The report – published in the journal Medical Hypotheses – turns the science about vaping on its head.
Experiments have shown e-smoke to be harmful to animals and there have been warnings it could increase the risk of heart and lung disease in humans.
But the new research describes the case of a woman who’d suffered tonsillitis for nine years – yet her symptoms vanished within weeks of taking up vaping.
The 26-year-old computer scientist, who had never smoked, would typically suffer a sore throat upon waking, according to the study.

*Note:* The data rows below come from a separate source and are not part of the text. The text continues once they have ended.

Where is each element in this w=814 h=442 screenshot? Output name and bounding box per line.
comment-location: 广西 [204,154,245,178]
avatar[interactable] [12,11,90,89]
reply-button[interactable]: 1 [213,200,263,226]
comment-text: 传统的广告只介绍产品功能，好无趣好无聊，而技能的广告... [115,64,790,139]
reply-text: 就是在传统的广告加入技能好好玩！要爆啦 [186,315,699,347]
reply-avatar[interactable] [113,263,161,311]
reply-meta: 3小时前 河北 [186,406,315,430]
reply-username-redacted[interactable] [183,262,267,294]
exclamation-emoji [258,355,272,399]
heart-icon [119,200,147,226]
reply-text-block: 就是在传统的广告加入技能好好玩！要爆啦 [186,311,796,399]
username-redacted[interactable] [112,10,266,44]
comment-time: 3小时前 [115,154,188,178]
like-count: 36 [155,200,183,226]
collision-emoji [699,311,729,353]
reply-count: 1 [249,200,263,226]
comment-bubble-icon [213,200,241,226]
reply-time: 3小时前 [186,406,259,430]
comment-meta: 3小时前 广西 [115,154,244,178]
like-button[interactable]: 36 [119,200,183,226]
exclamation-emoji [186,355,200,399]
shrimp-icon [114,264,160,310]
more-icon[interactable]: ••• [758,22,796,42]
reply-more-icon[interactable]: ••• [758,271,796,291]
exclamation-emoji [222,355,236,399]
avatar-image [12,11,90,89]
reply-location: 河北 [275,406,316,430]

The report adds: “Her tonsils would be red and swollen and her voice would be hoarse. This would be accompanied by pain or discomfort when swallowing.”
The woman came to accept there was no medical treatment for her condition and stopped seeking further help.
However, she took up vaping when her partner quit smoking for e-cigarettes and soon noticed a change.
After about three months, she realised that her throat was no longer sore in the mornings.
“She has now been vaping for eight months and her tonsillitis has not recurred,” the report adds.
“She has not suffered a single respiratory infection or common cold.
“As this is a never-smoker, the improvements cannot be attributed to smoking cessation. One possible explanation is that the improvement was due to antimicrobial properties of propylene glycol.”
Lead author Dr Joanna Astrid Miler, of the Glasgow-based Centre for Substance Use Research, said: “A trial of vaping zero-nicotine e-cigarettes in patients with recurrent throat infections could clarify whether this is an effect that could benefit others.”
Propylene glycol is a synthetic compound of carbon, hydrogen and oxygen. The colourless liquid has a sweet taste, which is why it is added to e-liquids.
Previous research has found that it is effective in tackling bacteria linked to the onset of colds and sore throats, such as Streptococcus and Staphylococcus.
The latest study was produced in conjunction with Queen Mary University of London.